A sliding window approach to optimize the time-varying parameters of a spatially-explicit and stochastic model of COVID-19

PLOS Glob Public Health. 2022 Sep 15;2(9):e0001058. doi: 10.1371/journal.pgph.0001058. eCollection 2022.

Abstract

The implementation of non-pharmaceutical public health interventions can have simultaneous impacts on pathogen transmission rates as well as host mobility rates. For instance, with SARS-CoV-2, masking can influence host-to-host transmission, while stay-at-home orders can influence mobility. Importantly, variations in transmission rates and mobility patterns can influence pathogen-induced hospitalization rates. This poses a significant challenge for the use of mathematical models of disease dynamics in forecasting the spread of a pathogen; to create accurate forecasts in spatial models of disease spread, we must simultaneously account for time-varying rates of transmission and host movement. In this study, we develop a statistical model-fitting algorithm to estimate dynamic rates of SARS-CoV-2 transmission and host movement from geo-referenced hospitalization data.
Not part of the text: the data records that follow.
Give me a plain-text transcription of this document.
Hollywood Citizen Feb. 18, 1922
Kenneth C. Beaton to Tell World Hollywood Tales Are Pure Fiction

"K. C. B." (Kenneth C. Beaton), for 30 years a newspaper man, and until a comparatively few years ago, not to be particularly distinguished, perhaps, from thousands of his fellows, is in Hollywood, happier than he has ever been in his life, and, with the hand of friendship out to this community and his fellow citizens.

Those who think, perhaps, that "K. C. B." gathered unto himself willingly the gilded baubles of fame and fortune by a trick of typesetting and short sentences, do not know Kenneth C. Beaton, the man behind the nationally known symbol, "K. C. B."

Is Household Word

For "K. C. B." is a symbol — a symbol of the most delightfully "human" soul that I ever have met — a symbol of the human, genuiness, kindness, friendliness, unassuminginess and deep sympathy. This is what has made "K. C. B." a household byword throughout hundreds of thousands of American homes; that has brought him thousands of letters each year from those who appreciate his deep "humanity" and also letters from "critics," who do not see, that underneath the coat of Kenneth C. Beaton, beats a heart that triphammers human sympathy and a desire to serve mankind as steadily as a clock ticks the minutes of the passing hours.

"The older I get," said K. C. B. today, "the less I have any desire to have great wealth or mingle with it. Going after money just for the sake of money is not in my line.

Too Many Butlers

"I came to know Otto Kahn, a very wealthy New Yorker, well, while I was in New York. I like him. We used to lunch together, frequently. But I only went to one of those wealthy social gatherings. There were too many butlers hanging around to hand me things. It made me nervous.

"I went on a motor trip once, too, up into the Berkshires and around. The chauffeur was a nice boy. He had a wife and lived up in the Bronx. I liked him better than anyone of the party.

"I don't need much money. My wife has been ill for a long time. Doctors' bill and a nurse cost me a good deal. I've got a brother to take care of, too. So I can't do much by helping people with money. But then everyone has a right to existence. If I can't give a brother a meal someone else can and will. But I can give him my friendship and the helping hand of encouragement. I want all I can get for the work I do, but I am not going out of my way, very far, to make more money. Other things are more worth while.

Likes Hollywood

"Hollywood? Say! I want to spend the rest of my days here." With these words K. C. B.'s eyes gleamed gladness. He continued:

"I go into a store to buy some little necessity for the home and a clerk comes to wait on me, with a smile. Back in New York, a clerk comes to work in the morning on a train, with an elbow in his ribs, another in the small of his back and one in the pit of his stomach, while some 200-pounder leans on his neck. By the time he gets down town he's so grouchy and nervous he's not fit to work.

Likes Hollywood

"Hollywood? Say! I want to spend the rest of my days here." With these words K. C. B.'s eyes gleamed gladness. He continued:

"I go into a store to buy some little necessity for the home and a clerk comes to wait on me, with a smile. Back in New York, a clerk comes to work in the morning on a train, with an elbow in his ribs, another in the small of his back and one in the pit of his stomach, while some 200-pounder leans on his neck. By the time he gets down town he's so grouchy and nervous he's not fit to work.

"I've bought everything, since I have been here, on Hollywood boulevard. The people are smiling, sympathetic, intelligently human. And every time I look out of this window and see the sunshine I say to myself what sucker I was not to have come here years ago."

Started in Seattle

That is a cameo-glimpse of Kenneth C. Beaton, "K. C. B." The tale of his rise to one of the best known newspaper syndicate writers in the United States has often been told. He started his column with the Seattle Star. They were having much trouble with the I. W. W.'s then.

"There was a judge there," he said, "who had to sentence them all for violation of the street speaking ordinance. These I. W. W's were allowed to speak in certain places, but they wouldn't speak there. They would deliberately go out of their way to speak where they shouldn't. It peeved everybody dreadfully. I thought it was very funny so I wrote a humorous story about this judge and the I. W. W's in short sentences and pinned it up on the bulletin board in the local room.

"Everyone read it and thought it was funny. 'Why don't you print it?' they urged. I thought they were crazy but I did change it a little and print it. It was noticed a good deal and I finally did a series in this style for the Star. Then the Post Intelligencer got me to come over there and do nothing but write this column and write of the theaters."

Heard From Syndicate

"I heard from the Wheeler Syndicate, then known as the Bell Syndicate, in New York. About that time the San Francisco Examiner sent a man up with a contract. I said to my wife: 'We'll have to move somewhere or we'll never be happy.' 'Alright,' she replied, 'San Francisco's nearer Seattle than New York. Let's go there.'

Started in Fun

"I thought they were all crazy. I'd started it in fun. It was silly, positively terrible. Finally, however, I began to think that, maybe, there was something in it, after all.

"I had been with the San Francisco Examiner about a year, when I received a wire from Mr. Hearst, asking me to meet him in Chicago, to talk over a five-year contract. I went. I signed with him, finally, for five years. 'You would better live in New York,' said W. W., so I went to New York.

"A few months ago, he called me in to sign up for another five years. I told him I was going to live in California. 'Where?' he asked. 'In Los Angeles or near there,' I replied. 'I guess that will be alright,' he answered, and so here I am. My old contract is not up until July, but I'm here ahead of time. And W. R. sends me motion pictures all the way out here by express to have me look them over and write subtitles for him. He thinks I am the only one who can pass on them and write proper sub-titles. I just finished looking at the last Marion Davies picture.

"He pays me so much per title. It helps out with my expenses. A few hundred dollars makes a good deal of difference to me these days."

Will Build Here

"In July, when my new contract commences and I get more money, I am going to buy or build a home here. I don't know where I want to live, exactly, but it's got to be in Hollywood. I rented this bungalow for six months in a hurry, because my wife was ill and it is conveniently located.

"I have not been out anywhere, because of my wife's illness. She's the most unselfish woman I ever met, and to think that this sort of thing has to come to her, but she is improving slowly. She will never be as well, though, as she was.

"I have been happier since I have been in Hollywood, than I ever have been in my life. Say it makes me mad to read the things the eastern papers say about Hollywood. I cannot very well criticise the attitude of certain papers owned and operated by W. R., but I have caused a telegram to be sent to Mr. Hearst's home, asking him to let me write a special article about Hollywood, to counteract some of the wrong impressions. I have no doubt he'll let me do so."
Using simulated data sets, we then test whether our method can accurately estimate these time-varying rates simultaneously, and how this accuracy is influenced by the spatial population structure. Our model-fitting method relies on a highly parallelized process of grid search and a sliding window technique that allows us to estimate time-varying transmission rates with high accuracy and precision, as well as movement rates with somewhat lower precision. Estimated parameters also had lower precision in more rural data sets, due to lower hospitalization rates (i.e., these areas are less data-rich). This model-fitting routine could easily be generalized to any stochastic, spatially-explicit modeling framework, offering a flexible and efficient method to estimate time-varying parameters from geo-referenced data sets.

Grants and funding

This material is based upon work supported in part by the National Science Foundation under Grant No. 2028629 (JRM, ED, CH), by the Flinn Foundation under Grant No. 2305 (JRM), and by the Southwest Health Equity Research Collaborative at Northern Arizona University, under Grant No. U54MD012388, which is sponsored by the National Institute on Minority Health and Health Disparities (JRM). The funders had no role in study design, data collection and analysis, decision to publish, or preparation of the manuscript.